Итак, промозглой зимней ночью мы с Зайцевым сели в машину и покатили по Копенгагену.

Тайник помещался в идеальном для этого месте — под корнями дерева в лесопарке на северо-восточной окраине города. Въехав в парк и не доехав до заветного дерева несколько ярдов, мы остановились под высокими елями.

— Теперь иди проверь, там ли еще сверток, — сказал мне Зайцев.

Я вылез из машины и затаив дыхание направился к тайнику. Мысли, одна тревожнее другой, лезли мне в голову. Казалось, стоит лишь протянуть руку, как тут же вспыхнут яркие фонари, зажужжат кинокамеры и нас с Зайцевым запечатлят на пленку. Дрожащими от волнения пальцами я попытался нащупать в тайнике оставленный для агента сверток, но ничего не обнаружил — тайник был пуст. Мы еще не знали, радоваться нам или тревожиться, потому как деньги и письма вполне мог забрать кто-то другой. Нам ничего не оставалось, как опять ехать к заветному дому, возле которого я уже дважды побывал до этого, и посмотреть, не появился ли, наконец, на трубе условный знак. И что же? На сей раз мы увидели на трубе аккуратно выведенную на трубе пятерку.

— Вы можете мне поверить, что я дважды здесь проезжал, а ее здесь не было? — взволнованно воскликнул я, не сводя глаз с Зайцева.

— Конечно, — ответил мой начальник. — Очевидно, парень слегка припозднился. Только и всего.

Тем не менее Зайцев отправил в Центр длинную телеграмму, в которой посетовал на непунктуальность нелегала. Как оказалось, это был весьма опрометчивый шаг с его стороны, поскольку московское начальство восприняло его замечание как критику в свой адрес.

Однажды вечером — а это произошло в 1967 году — я неожиданно заболел — почувствовал острую боль в желудке. Елена в тот момент была еще на работе. Поскольку боль становилась все сильнее, я позвонил врачу «неотложной помощи», и тот вскоре приехал. Врач оказался молодым и весьма самоуверенным малым.

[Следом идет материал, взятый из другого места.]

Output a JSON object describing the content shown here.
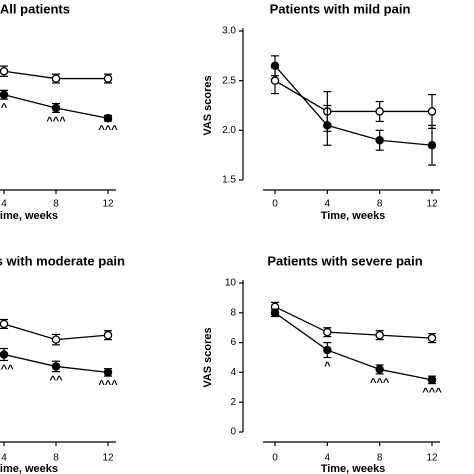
{
  "chart_data": [
    {
      "type": "line",
      "title": "All patients",
      "xlabel": "Time, weeks",
      "x": [
        4,
        8,
        12
      ],
      "xlim": [
        0,
        12
      ],
      "xticks": [
        4,
        8,
        12
      ],
      "ylim": [
        0,
        10
      ],
      "series": [
        {
          "color": "#000000",
          "marker": "open",
          "values": [
            7.4,
            6.9,
            6.9
          ],
          "errors": [
            0.35,
            0.3,
            0.3
          ]
        },
        {
          "color": "#000000",
          "marker": "filled",
          "values": [
            5.8,
            4.9,
            4.2
          ],
          "errors": [
            0.3,
            0.3,
            0.2
          ],
          "annotations": [
            "^",
            "^^^",
            "^^^"
          ]
        }
      ]
    },
    {
      "type": "line",
      "title": "Patients with mild pain",
      "xlabel": "Time, weeks",
      "ylabel": "VAS scores",
      "x": [
        0,
        4,
        8,
        12
      ],
      "xlim": [
        0,
        12
      ],
      "xticks": [
        0,
        4,
        8,
        12
      ],
      "ylim": [
        1.5,
        3.0
      ],
      "yticks": [
        {
          "value": 1.5,
          "label": "1.5"
        },
        {
          "value": 2,
          "label": "2.0"
        },
        {
          "value": 2.5,
          "label": "2.5"
        },
        {
          "value": 3,
          "label": "3.0"
        }
      ],
      "series": [
        {
          "color": "#000000",
          "marker": "open",
          "values": [
            2.5,
            2.19,
            2.19,
            2.19
          ],
          "errors": [
            0.13,
            0.2,
            0.1,
            0.17
          ]
        },
        {
          "color": "#000000",
          "marker": "filled",
          "values": [
            2.65,
            2.05,
            1.9,
            1.85
          ],
          "errors": [
            0.1,
            0.2,
            0.1,
            0.2
          ]
        }
      ]
    },
    {
      "type": "line",
      "title": "Patients with moderate pain",
      "xlabel": "Time, weeks",
      "x": [
        4,
        8,
        12
      ],
      "xlim": [
        0,
        12
      ],
      "xticks": [
        4,
        8,
        12
      ],
      "ylim": [
        0,
        10
      ],
      "series": [
        {
          "color": "#000000",
          "marker": "open",
          "values": [
            7.25,
            6.2,
            6.5
          ],
          "errors": [
            0.3,
            0.35,
            0.3
          ]
        },
        {
          "color": "#000000",
          "marker": "filled",
          "values": [
            5.2,
            4.4,
            4.0
          ],
          "errors": [
            0.4,
            0.35,
            0.25
          ],
          "annotations": [
            "^^^",
            "^^",
            "^^^"
          ]
        }
      ]
    },
    {
      "type": "line",
      "title": "Patients with severe pain",
      "xlabel": "Time, weeks",
      "ylabel": "VAS scores",
      "x": [
        0,
        4,
        8,
        12
      ],
      "xlim": [
        0,
        12
      ],
      "xticks": [
        0,
        4,
        8,
        12
      ],
      "ylim": [
        0,
        10
      ],
      "yticks": [
        0,
        2,
        4,
        6,
        8,
        10
      ],
      "series": [
        {
          "color": "#000000",
          "marker": "open",
          "values": [
            8.4,
            6.7,
            6.5,
            6.3
          ],
          "errors": [
            0.3,
            0.3,
            0.3,
            0.3
          ]
        },
        {
          "color": "#000000",
          "marker": "filled",
          "values": [
            8.0,
            5.5,
            4.2,
            3.5
          ],
          "errors": [
            0.25,
            0.5,
            0.3,
            0.25
          ],
          "annotations": [
            null,
            "^",
            "^^^",
            "^^^"
          ]
        }
      ]
    }
  ]
}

— Ничего серьезного, — заявил он, — у вас обычный катар желудка. Примете вот это, и все пройдет. — И он вручил мне таблетку, которую я тут же и проглотил.

«Интересно, что это такое — катар желудка? Никогда о таком не слышал», — подумал я.

После приема таблетки состояние мое не только не улучшилось, а, наоборот, ухудшилось — пальцы на руках и ногах стали неметь, а боли настолько усилились, что я боялся потерять сознание. В отчаянии я позвонил в посольство и попросил Сашу, нашего оперативного водителя, отвезти меня в ближайшую больницу. (Отправившись в одиночестве в больницу и согласившись на операцию, я нарушил одну из главных заповедей КГБ: разведчику, работающему за рубежом, ни в коем случае не разрешалось оперироваться под наркозом, если рядом не находился кто-то из его коллег. Существовала опасность, что человек в бессознательном состоянии может выдать секретные данные).